Rail passengers will see fares rise by 3.6% when price changes come into force in the new year, according to official figures.
The Office for National Statistics (ONS) said the Retail Price Index (RPI) measure of inflation, which is used to calculate train ticket prices, rose by 3.6% in July, up from 3.5% in June.
It came as Consumer Price Index (CPI) inflation held steady at 2.6% last month, the same rate as June.
While the outcome was below economists' predictions of 2.7%, CPI remained above the Bank of England's inflation target of 2%.
James Tucker, ONS head of consumer price inflation, said: "Falling fuel prices offset by the costs of food, clothing and household goods left the headline rate of inflation unchanged in July."
However, he warned against using RPI, saying it was "not a good measure" and the ONS does not "recommend its use".
Sterling, already under pressure amid political confusion over Brexit, dipped on the news.
The pound was trading 0.3% lower against the dollar at 1.29 and 0.1% lower verses the euro at 1.09 euros.
Households have seen their spending power come under sustained pressure from lacklustre wage growth and higher inflation, triggering an increase in credit and a decline in savings.
The ONS said the main downward impact on the cost of living came from a drop in fuel prices, which sank by 1.3% between June and July after growing by 0.7% over the period in 2016.
Petrol fell by 1.4p month on month to 113.9p per litre, while diesel slipped by 1.7p to 115.6p per litre.
The decline was countered in part by food prices notching 0.1% higher month on month in July after falling by 0.2% over the period last year.
Meat and other items such as sauces became more expensive in July, the ONS said.
Clothing and footwear prices were putting upward pressure on CPI after recording a smaller fall of 3% between June and July, compared to a 3.4% drop last year.
Utility bills were also pricier last month, with electricity, gas and other fuels lifting 0.8% between June and July after coming in flat over the period in 2016.
The jump was partly caused by energy giant EDF hiking electricity and gas prices towards the end of June.
The Consumer Price Index including owner-occupiers' housing costs (CPIH) also remained at 2.6% in July, in line with the rate for June.
CPIH is the ONS's preferred measure of inflation, which includes costs associated with living in, maintaining and owning a home.
A Treasury spokesman said: "Although inflation is likely to start falling next year, we understand some families are concerned today about the cost of living.
"That is why we have given the lowest paid a pay rise through the National Living Wage and are cutting taxes for 31 million people."
The Bank of England expects inflation to peak at 3% by the autumn of this year and has signalled that it is no hurry to hike interest rates.
The Bank's Monetary Policy Committee (MPC) voted 6-2 to keep the cost of borrowing on hold at a record low of 0.25% when it announced its inflation report earlier this month.
However, Bank deputy governor Ben Broadbent said "there maybe some possibility" for rates to move higher.
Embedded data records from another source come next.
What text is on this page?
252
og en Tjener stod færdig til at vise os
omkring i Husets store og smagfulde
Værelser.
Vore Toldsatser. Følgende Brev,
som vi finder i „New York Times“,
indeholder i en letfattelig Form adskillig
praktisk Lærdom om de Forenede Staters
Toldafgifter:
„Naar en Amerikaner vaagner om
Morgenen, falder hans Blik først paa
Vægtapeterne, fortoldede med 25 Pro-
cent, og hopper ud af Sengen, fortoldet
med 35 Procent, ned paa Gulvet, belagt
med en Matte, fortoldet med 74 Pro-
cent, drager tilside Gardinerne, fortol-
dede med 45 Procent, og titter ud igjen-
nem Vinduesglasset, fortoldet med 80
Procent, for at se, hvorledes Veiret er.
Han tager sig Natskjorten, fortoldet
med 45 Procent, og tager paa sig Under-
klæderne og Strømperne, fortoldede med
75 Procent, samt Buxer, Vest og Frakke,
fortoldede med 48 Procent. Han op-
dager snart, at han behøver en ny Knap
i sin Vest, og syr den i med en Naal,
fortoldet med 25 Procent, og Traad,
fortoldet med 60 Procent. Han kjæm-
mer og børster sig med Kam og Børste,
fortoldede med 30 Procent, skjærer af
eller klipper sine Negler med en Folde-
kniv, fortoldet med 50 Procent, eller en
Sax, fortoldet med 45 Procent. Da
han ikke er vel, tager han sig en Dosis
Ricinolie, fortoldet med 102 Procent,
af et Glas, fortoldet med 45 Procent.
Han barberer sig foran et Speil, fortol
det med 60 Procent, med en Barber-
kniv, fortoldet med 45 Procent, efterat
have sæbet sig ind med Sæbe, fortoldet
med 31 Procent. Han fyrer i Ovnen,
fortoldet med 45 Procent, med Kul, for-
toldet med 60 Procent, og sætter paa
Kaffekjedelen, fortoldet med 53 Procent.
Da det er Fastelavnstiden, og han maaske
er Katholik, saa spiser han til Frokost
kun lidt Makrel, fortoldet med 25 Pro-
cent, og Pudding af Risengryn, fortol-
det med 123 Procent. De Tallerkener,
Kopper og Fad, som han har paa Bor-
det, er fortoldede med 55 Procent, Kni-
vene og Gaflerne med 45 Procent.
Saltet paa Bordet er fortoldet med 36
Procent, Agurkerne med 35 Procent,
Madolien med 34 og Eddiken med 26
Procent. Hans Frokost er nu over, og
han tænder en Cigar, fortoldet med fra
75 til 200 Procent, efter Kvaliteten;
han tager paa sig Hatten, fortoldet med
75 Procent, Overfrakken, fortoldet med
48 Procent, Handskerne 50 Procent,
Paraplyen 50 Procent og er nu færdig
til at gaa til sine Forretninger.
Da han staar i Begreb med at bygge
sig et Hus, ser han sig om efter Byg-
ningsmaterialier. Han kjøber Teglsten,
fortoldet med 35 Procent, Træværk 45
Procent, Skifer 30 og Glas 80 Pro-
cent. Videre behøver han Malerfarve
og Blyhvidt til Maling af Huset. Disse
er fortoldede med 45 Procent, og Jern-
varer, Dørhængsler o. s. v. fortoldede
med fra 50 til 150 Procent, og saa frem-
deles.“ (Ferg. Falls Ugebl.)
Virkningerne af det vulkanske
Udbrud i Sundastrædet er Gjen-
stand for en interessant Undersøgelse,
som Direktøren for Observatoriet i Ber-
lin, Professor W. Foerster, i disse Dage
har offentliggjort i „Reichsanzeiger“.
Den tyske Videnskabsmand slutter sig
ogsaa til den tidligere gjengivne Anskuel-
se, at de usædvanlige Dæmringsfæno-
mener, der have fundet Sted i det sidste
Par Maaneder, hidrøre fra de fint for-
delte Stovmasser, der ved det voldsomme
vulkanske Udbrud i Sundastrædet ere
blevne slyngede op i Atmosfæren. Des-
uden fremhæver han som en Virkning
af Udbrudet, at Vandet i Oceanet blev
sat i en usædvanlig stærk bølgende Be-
Ian Kernohan, economist at Royal London Asset Management, said: "While there is still some residual impact of sterling devaluation to feed through, with underlying inflationary pressures low, we think that CPI is close to topping out for the immediate future."
However, Ben Brettell, senior economist at Hargreaves Lansdown, said inflation may have already peaked and could fall back in the months ahead.
He said: "All this is good news for the consumer, as it helps alleviate the continuing squeeze on household finances, though pay is still shrinking in real terms for now.
"Tomorrow's labour market update is expected to show wage growth remained at 1.8% for the three months to July.
"It's also good news for borrowers - moderating inflation means less pressure on the Bank of England to consider raising interest rates, and will allow the MPC to remove the sticking plaster of ultra-low interest rates very slowly indeed."